ISPARTA, MERMERCİLİK FAALİYETLERİNDE

TÜRKİYE’DE EN

İLERİ ÜRETİM

NOKTASINDADIR!!!

            Bugün Isparta, MERMER’cilik faaliyetlerinde, Türkiye’de en ileri üretim noktasındadır… Yerin altından ham taşı, dünyanın bir ucu ÇİN’e satmakta olan kayıtlara göre Isparta dır. Acaba, bu Maden İşletmelerinin sahiplerinin kaçı Ispartalıdır? Bu adamlar, bu MERMER’i toprağın altından çıkarmak için, Isparta’nın kaçıncı Kalkınma Bölgesinde olmasını beklediler de, faaliyetlerine başladılar?!!!

            İran’ın HAMEDAN eyaletine, orada üretilen Otomobilin Türkiye’de-Isparta’da üretilmesi için, defalarca gidip gelenler, niçin burunlarının dibindeki MERMER yataklarını görmediler, akletmediler?!!! Şimdi bu soruyu sorunca, ”KAVGA EDEN ADAM” oluyoruz.

***

GÜLPARK PROJESİ,

NASIL OLDU DA GÜL

VADİSİ PROJESİNE

DÖNÜŞTÜRÜLDÜ?!!!

            Bizim, Kültür Bakanlığından TURİZM ALANI olarak tasvibini alıp, Bakanlar Kurulundan onayını aldığımız GÜLPARK Projemiz, nasıl oldu da, Eğitim Kurumu SDÜ’müzün elinde GÜL VADİSİ Projesine dönüştürüldü?...

             Şimdi anketler yayınlanıyor… ”En tanınmış siyasetçiler” denilerek. Ben bu anketlere bakıyorum; sayın rektör, sayın eski rektör, sayın vali ,sayın eski valimiz-(=şimdiki milletvekilimiz) hep öndeler. Ben de soruyorum buradan: ISPARTA-DEREBOĞAZI-ANTALYA DUBLE YOLU için, toplumda ciddi bir talep var. Bu atanmışların, halkın kendisi için ihtiyaç gördüğü bu yolun, MERKEZİ İDARE tarafından planlanmasında, HIZLI TRENİN güzergah belirlemesinde katkı ve çabaları olmuş mudur?!!! Bizim GÜLPARK Projemizle ilgili, kendilerinin bir değerlendirmesi ve katkısı olmuş mudur?!!!

***

EĞİRDİR GÖLÜ

HAVZASI  ÖZEL HÜKÜM BELİRLENMESİ… 

            Geçtiğimiz dönemde başlayıp, bu dönem tamamlanan “EĞİRDİR GÖLÜ HAVZASI ÖZEL HÜKÜM BELİRLENMESİ” sürecinde yaptığımız çalışmaları ve gayretleri, siz yakinen bir iştirakçi olarak biliyorsunuz.
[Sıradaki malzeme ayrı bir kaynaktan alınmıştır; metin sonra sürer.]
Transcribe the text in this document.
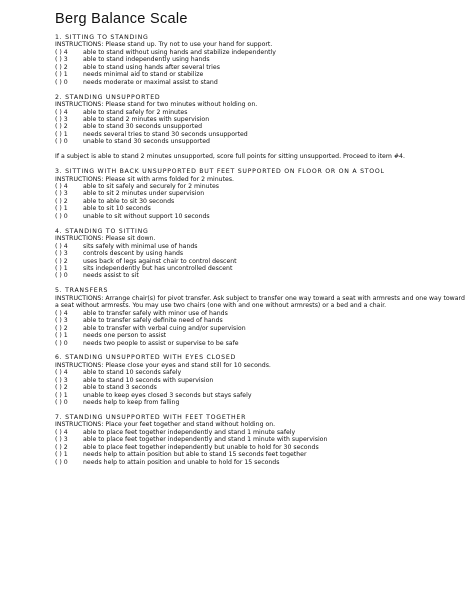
Berg Balance Scale
1. SITTING TO STANDING
INSTRUCTIONS: Please stand up. Try not to use your hand for support.
( ) 4	able to stand without using hands and stabilize independently
( ) 3	able to stand independently using hands
( ) 2	able to stand using hands after several tries
( ) 1	needs minimal aid to stand or stabilize
( ) 0	needs moderate or maximal assist to stand
2. STANDING UNSUPPORTED
INSTRUCTIONS: Please stand for two minutes without holding on.
( ) 4	able to stand safely for 2 minutes
( ) 3	able to stand 2 minutes with supervision
( ) 2	able to stand 30 seconds unsupported
( ) 1	needs several tries to stand 30 seconds unsupported
( ) 0	unable to stand 30 seconds unsupported
If a subject is able to stand 2 minutes unsupported, score full points for sitting unsupported. Proceed to item #4.
3. SITTING WITH BACK UNSUPPORTED BUT FEET SUPPORTED ON FLOOR OR ON A STOOL
INSTRUCTIONS: Please sit with arms folded for 2 minutes.
( ) 4	able to sit safely and securely for 2 minutes
( ) 3	able to sit 2 minutes under supervision
( ) 2	able to able to sit 30 seconds
( ) 1	able to sit 10 seconds
( ) 0	unable to sit without support 10 seconds
4. STANDING TO SITTING
INSTRUCTIONS: Please sit down.
( ) 4	sits safely with minimal use of hands
( ) 3	controls descent by using hands
( ) 2	uses back of legs against chair to control descent
( ) 1	sits independently but has uncontrolled descent
( ) 0	needs assist to sit
5. TRANSFERS
INSTRUCTIONS: Arrange chair(s) for pivot transfer. Ask subject to transfer one way toward a seat with armrests and one way toward a seat without armrests. You may use two chairs (one with and one without armrests) or a bed and a chair.
( ) 4	able to transfer safely with minor use of hands
( ) 3	able to transfer safely definite need of hands
( ) 2	able to transfer with verbal cuing and/or supervision
( ) 1	needs one person to assist
( ) 0	needs two people to assist or supervise to be safe
6. STANDING UNSUPPORTED WITH EYES CLOSED
INSTRUCTIONS: Please close your eyes and stand still for 10 seconds.
( ) 4	able to stand 10 seconds safely
( ) 3	able to stand 10 seconds with supervision
( ) 2	able to stand 3 seconds
( ) 1	unable to keep eyes closed 3 seconds but stays safely
( ) 0	needs help to keep from falling
7. STANDING UNSUPPORTED WITH FEET TOGETHER
INSTRUCTIONS: Place your feet together and stand without holding on.
( ) 4	able to place feet together independently and stand 1 minute safely
( ) 3	able to place feet together independently and stand 1 minute with supervision
( ) 2	able to place feet together independently but unable to hold for 30 seconds
( ) 1	needs help to attain position but able to stand 15 seconds feet together
( ) 0	needs help to attain position and unable to hold for 15 seconds
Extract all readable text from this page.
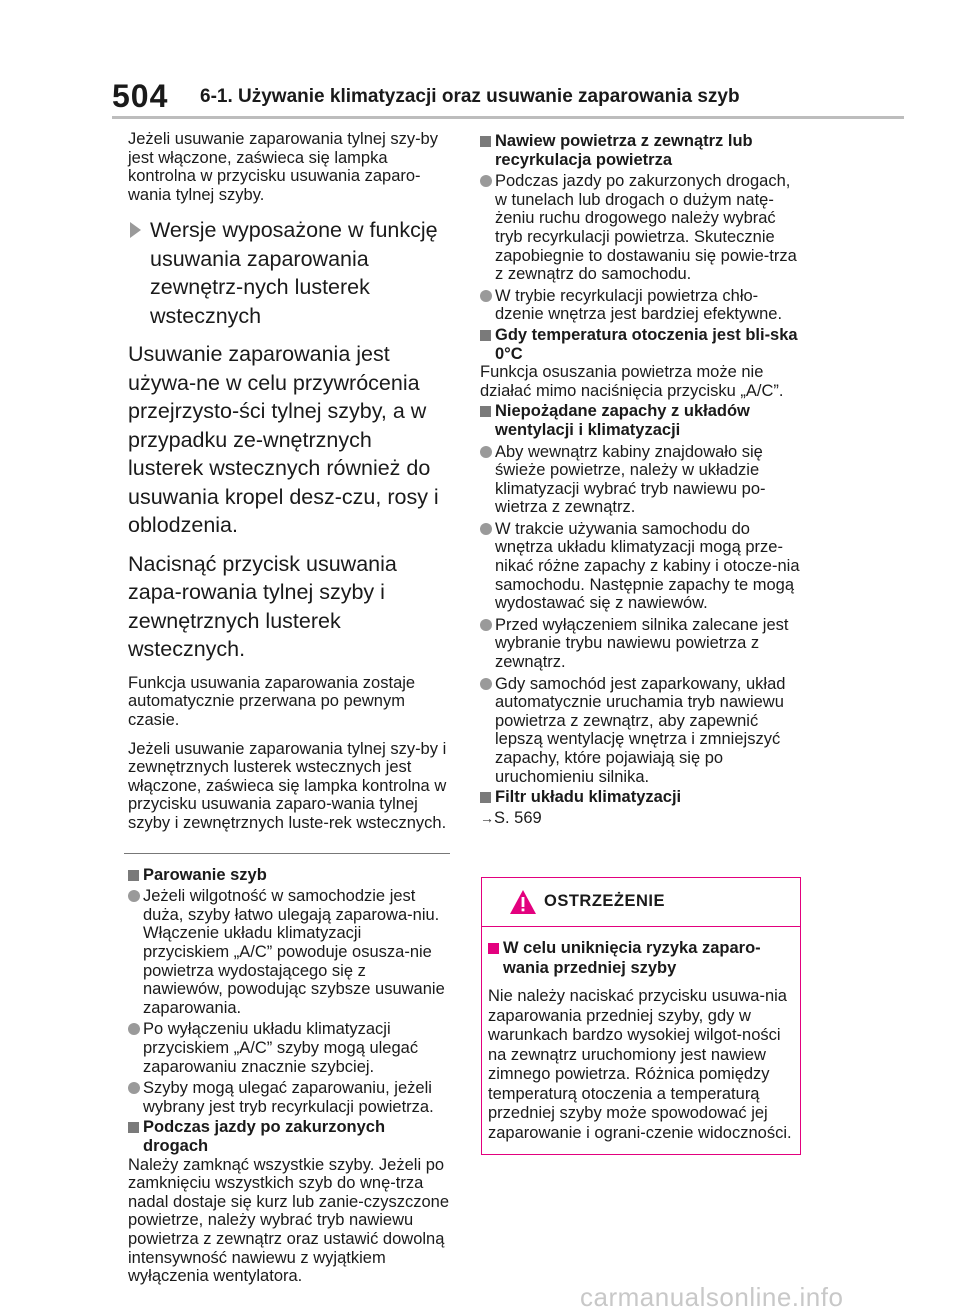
504 6-1. Używanie klimatyzacji oraz usuwanie zaparowania szyb

Jeżeli usuwanie zaparowania tylnej szy-by jest włączone, zaświeca się lampka kontrolna w przycisku usuwania zaparo-wania tylnej szyby.

Wersje wyposażone w funkcję usuwania zaparowania zewnętrz-nych lusterek wstecznych

Usuwanie zaparowania jest używa-ne w celu przywrócenia przejrzysto-ści tylnej szyby, a w przypadku ze-wnętrznych lusterek wstecznych również do usuwania kropel desz-czu, rosy i oblodzenia.

Nacisnąć przycisk usuwania zapa-rowania tylnej szyby i zewnętrznych lusterek wstecznych.

Funkcja usuwania zaparowania zostaje automatycznie przerwana po pewnym czasie.

Jeżeli usuwanie zaparowania tylnej szy-by i zewnętrznych lusterek wstecznych jest włączone, zaświeca się lampka kontrolna w przycisku usuwania zaparo-wania tylnej szyby i zewnętrznych luste-rek wstecznych.

Parowanie szyb
Jeżeli wilgotność w samochodzie jest duża, szyby łatwo ulegają zaparowa-niu. Włączenie układu klimatyzacji przyciskiem „A/C” powoduje osusza-nie powietrza wydostającego się z nawiewów, powodując szybsze usuwanie zaparowania.
Po wyłączeniu układu klimatyzacji przyciskiem „A/C” szyby mogą ulegać zaparowaniu znacznie szybciej.
Szyby mogą ulegać zaparowaniu, jeżeli wybrany jest tryb recyrkulacji powietrza.
Podczas jazdy po zakurzonych drogach

Należy zamknąć wszystkie szyby. Jeżeli po zamknięciu wszystkich szyb do wnę-trza nadal dostaje się kurz lub zanie-czyszczone powietrze, należy wybrać tryb nawiewu powietrza z zewnątrz oraz ustawić dowolną intensywność nawiewu z wyjątkiem wyłączenia wentylatora.

Nawiew powietrza z zewnątrz lub recyrkulacja powietrza
Podczas jazdy po zakurzonych drogach, w tunelach lub drogach o dużym natę-żeniu ruchu drogowego należy wybrać tryb recyrkulacji powietrza. Skutecznie zapobiegnie to dostawaniu się powie-trza z zewnątrz do samochodu.
W trybie recyrkulacji powietrza chło-dzenie wnętrza jest bardziej efektywne.
Gdy temperatura otoczenia jest bli-ska 0°C

Funkcja osuszania powietrza może nie działać mimo naciśnięcia przycisku „A/C”.

Niepożądane zapachy z układów wentylacji i klimatyzacji
Aby wewnątrz kabiny znajdowało się świeże powietrze, należy w układzie klimatyzacji wybrać tryb nawiewu po-wietrza z zewnątrz.
W trakcie używania samochodu do wnętrza układu klimatyzacji mogą prze-nikać różne zapachy z kabiny i otocze-nia samochodu. Następnie zapachy te mogą wydostawać się z nawiewów.
Przed wyłączeniem silnika zalecane jest wybranie trybu nawiewu powietrza z zewnątrz.
Gdy samochód jest zaparkowany, układ automatycznie uruchamia tryb nawiewu powietrza z zewnątrz, aby zapewnić lepszą wentylację wnętrza i zmniejszyć zapachy, które pojawiają się po uruchomieniu silnika.
Filtr układu klimatyzacji

→S. 569

OSTRZEŻENIE
W celu uniknięcia ryzyka zaparo-wania przedniej szyby

Nie należy naciskać przycisku usuwa-nia zaparowania przedniej szyby, gdy w warunkach bardzo wysokiej wilgot-ności na zewnątrz uruchomiony jest nawiew zimnego powietrza. Różnica pomiędzy temperaturą otoczenia a temperaturą przedniej szyby może spowodować jej zaparowanie i ograni-czenie widoczności.

carmanualsonline.info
            Tüm Isparta’nın tarım ve sanayisini etkileyecek ve geleceğine şekil verecek bu çalışmanın vatandaş menfaatine ve hakikate uygun olarak, siyaset kurumu dışında, siz katkı veren, çaba gösteren bürokrasi yapısından veya Üniversitemizden ve sivil toplum örgütlerimizden (STK), bir gayret ve katkı tespit edebildiniz mi?!!!

            Ben bu soruma, bürokrasi ve STK’lar protokol formaliteleri dışına çıkmalı ki, Isparta, özlenen toplumsal dayanışma ve işbirliğine dayalı sorunlarını tespit edip, çözümleri üreten ve gerçekleştiren bir il olabilsin.

            Tüm bu eleştirel sözlerimle, ne dün ve ne de bugün, bu Kurumlarda bulunanları suçlamayı amaçlıyorum. Siz, ”ÇÖZÜM” diye sordunuz, Ben de bildiğim cevabı sizlere söyledim.

***

“BUNDAN SONRA BEN NE OLACAĞIM?”

 DİYE BİR SORU,

KİŞİLİĞİNİZE DE SİYASİ EDEBİMİZE DE UYMAZ”

            Ben, isteseler de istemeseler de Ispartalıyım, sivil birisiyim. Ancak ve ancak, hemşerilerime ve vatandaşlarıma fayda sağlayacak fikir, düşünce ve taleplerin muhatabı, takipçisi ve davacısı olurum…Tıpkı, benim gibi olan veya öyle hisseden, Partisi ne olursa olsun, diğer siyasetçi kardeşlerim gibi.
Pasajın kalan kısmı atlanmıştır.